NOTE: This is about a motorcyclist, not a bicyclist - but is still relevant to our BIKEIOWA community as both types of "cyclists" are vulnerable roadway users. Plus, it's a clear example of how the State of Iowa's current drunk driving laws fail to make the roadways safer.


A dozen years ago, Waterloo resident Jeremy Sawyer stood handcuffed in a courtroom, tearfully apologizing to the family of the 20-year-old motorcyclist he had killed while driving drunk.


“There’s not a day that goes by that I don’t think about what I’ve done,” Sawyer said in court on April 9, 2005, when he was sentenced to up to 25 years in prison on a charge of vehicular homicide.


But last Thursday, Sawyer, now 38, stood in court again — this time in Benton County District Court in Vinton — after pleading to guilty of drunk driving in June of 2016.


Judge Paul Miller reminded Sawyer of what he had said in 2005, and stated, “Clearly there was one day you did not think about that.”


In the early morning hours of June 30, 2004, Sawyer was driving on Highway 58 when his vehicle crossed the median and headed toward a motorcycle. According to accident investigators, the cyclist, Kyle Zey, laid his bike down in an attempt to avoid the collision. Sawyer missed the cycle, but hit Zey, who died at the scene. Sawyer then drove home, later telling officers he did not know he had hit anyone.


After serving more than seven years in prison, Sawyer was released.


On June 4, 2016, he was heading east out of the Wildcat Bluff Park, on 57th Street Trail, when he lost control on a curve, rolling his truck into the ditch. Both he and a passenger suffered injuries that were not life-threatening.

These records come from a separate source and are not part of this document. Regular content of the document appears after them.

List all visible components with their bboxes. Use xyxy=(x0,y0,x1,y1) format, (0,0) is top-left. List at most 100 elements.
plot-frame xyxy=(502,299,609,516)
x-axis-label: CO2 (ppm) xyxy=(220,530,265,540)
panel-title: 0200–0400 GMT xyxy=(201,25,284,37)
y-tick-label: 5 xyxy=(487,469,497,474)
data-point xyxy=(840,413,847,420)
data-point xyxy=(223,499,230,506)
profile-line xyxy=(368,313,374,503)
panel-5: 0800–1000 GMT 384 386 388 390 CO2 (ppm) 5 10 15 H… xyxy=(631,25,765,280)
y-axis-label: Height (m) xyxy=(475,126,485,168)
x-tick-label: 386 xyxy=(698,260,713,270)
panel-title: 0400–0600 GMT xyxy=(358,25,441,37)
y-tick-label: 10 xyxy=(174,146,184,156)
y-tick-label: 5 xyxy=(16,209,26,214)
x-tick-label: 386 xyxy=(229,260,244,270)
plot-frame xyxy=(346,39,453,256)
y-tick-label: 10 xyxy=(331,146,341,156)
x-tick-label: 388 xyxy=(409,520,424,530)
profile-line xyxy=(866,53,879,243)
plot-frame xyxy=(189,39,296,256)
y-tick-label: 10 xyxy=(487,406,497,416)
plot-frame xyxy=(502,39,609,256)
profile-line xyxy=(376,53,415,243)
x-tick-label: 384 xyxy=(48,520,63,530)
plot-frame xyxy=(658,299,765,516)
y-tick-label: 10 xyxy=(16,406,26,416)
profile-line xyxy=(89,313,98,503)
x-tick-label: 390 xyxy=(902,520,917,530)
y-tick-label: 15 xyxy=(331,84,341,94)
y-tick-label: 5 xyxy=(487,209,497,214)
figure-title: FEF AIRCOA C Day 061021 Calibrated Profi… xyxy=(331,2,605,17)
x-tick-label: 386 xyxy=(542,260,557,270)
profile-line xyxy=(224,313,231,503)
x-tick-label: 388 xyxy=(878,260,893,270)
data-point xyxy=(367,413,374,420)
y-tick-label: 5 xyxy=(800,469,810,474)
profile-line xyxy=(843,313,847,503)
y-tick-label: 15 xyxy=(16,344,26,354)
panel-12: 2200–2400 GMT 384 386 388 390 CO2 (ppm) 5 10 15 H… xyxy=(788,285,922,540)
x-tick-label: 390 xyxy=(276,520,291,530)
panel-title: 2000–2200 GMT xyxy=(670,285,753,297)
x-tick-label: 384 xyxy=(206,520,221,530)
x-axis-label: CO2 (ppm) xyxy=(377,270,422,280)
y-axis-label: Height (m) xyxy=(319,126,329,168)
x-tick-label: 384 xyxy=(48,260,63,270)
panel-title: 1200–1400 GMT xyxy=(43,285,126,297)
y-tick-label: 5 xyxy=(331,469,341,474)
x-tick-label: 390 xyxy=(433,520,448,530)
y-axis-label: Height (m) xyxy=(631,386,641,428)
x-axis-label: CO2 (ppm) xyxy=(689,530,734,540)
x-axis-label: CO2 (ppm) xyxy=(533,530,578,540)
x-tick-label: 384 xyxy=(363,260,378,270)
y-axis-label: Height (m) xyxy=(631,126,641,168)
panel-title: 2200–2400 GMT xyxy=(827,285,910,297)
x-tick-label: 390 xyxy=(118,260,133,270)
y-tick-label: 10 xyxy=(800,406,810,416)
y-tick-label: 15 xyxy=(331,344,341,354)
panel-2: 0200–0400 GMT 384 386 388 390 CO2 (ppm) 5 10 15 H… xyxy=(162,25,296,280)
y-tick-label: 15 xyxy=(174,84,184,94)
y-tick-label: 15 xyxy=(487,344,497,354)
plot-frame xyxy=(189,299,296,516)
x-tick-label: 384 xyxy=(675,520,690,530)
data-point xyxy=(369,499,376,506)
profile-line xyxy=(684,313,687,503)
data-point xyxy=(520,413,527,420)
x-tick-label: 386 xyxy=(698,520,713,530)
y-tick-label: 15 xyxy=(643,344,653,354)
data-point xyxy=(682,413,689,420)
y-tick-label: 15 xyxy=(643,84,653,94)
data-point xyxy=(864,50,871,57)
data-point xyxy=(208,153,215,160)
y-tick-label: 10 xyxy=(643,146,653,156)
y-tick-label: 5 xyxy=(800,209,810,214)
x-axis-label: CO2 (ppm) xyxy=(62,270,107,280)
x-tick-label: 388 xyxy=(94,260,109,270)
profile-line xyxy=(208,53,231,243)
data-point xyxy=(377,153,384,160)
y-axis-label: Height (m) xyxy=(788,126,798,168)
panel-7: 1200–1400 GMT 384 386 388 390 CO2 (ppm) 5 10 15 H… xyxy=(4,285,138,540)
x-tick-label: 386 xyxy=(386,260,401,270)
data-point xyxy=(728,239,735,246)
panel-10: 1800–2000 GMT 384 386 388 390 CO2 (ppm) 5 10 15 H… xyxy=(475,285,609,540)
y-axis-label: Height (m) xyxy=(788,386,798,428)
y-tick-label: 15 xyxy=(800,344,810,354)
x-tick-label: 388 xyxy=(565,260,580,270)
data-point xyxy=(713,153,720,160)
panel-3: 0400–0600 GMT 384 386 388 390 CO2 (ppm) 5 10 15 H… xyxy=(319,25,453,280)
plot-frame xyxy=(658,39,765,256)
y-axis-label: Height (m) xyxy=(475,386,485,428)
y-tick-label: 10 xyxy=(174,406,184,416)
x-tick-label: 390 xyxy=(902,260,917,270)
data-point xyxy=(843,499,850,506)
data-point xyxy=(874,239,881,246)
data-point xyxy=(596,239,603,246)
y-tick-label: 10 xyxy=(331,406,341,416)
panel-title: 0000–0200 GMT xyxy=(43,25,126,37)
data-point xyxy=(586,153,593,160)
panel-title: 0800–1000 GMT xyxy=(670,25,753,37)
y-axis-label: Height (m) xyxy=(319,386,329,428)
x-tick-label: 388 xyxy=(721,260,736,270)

The Iowa State Trooper who filed charges indicated in his report that Sawyer had alcoholic beverages or containers in his vehicle, had an odor of alcohol on his breath, and bloodshot or watery eyes. After refusing to consent for a PBT (preliminary breath test) and later refusing to provide blood or urine samples, Sawyer was charged with OWI under the Iowa implied consent law. He pleaded guilty to OWI in November.